Hammond's postulate states that the transition state will be similar in structure to the reactants or products depending on which is closest to it in energy. Therefore for the early transition state of the exothermic reaction it will resemble the reactants and for the late transition state of the endothermic reaction it will resemble the products. Thus it was predicted that the transition state would be similar in structure to F + H2. The transition state was found to be at rFH= 1.8107 Å and rHH=0.7449 Å.
File:Emck f h2 mep energy vs time.png
The activation energies were found by performing an mep to either side of the transition state, and analysing the energy vs time graphs to extract the energy differences. The activation energies were as follows: F + H2 = 0.176 kJmol-1 H + HF = 30.201 kJmol-1
Mm10114 (talk) 20:17, 31 May 2018 (BST) Are you sure about the unit here? Or was it kcal mol-1 instead?
Reaction Dynamics
A reactive trajectory was identified for the F + H2 reaction with the following conditions, and is shown below.

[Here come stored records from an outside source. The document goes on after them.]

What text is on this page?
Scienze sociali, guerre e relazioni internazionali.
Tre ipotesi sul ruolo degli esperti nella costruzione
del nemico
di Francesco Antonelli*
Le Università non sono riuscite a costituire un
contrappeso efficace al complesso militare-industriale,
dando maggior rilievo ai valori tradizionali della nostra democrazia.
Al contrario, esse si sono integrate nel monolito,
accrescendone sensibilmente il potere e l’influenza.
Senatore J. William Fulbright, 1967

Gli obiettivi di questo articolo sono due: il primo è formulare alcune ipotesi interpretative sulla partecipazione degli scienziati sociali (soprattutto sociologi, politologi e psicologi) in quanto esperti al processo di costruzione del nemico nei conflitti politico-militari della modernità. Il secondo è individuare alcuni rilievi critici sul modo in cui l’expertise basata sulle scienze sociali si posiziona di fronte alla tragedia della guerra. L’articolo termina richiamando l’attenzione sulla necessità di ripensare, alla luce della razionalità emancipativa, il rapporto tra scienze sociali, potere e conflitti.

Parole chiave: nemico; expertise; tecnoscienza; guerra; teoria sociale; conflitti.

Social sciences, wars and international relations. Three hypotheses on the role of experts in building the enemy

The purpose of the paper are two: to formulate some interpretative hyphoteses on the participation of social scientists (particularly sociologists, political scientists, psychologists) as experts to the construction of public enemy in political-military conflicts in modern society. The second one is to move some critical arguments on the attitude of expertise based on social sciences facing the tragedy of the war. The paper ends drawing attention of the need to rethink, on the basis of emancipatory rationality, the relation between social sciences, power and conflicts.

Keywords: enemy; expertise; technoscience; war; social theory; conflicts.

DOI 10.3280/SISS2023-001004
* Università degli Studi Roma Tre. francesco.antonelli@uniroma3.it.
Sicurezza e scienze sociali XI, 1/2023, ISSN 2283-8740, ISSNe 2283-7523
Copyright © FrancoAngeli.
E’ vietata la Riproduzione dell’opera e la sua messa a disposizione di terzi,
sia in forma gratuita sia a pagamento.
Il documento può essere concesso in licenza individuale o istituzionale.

rFH=2.0 rHH=0.74 pFH=-1.4 pHH=-0.75
As this reaction is exothermic, it can be expected that, due to the law of conservation of energy, the excess energy released during the reaction is converted into other forms such as heat flow to the surroundings and vibrational energy in the products. This can be seen in the internuclear momentum vs time graph for the trajectory, as the amplitude of oscillations in the H-F product molecule is much larger than in the H-H reactant, indicating that energy has been converted. The appearance of this oscillation in a graph of the momentum of the molecules also shows that the vibrational momentum and energy are closely related. This conversion of energy during the reaction could be observed experimentally via calorimetry to study the heat flow of the reaction, and thus the heat released. The difference in vibrational energy of the reactant and product molecules could be observed by IR spectroscopy, which would display overtone bands for molecules in higher vibrational states.
Polonyi's empirical rules state that vibrational energy is more efficient than translational energy in overcoming a late transition state energy barrier of an endothermic reaction, whereas translational energy is more effecient than vibrational energy for an endothermic reaction.
The graph below shows that significant vibrational momentum is needed to overcome the late transition barrier of the H + HF reaction, whereas translational energy is negligible.
The graph below shows that translational energy is better at promoting the exothermic F + H2 reaction, as when the translational momentum increases the reaction becomes much more feasible.
NOTE TO MARKER: Very sorry, I just forgot to add the image file links. Its been a long day.
Mm10114 (talk) 20:19, 31 May 2018 (BST) Overall good observations and stating the Polanyi's rules. However, where is the reference to the source you've taken the Polanyi's rules from? And the 'NOTE TO MARKER' completely unnecessary.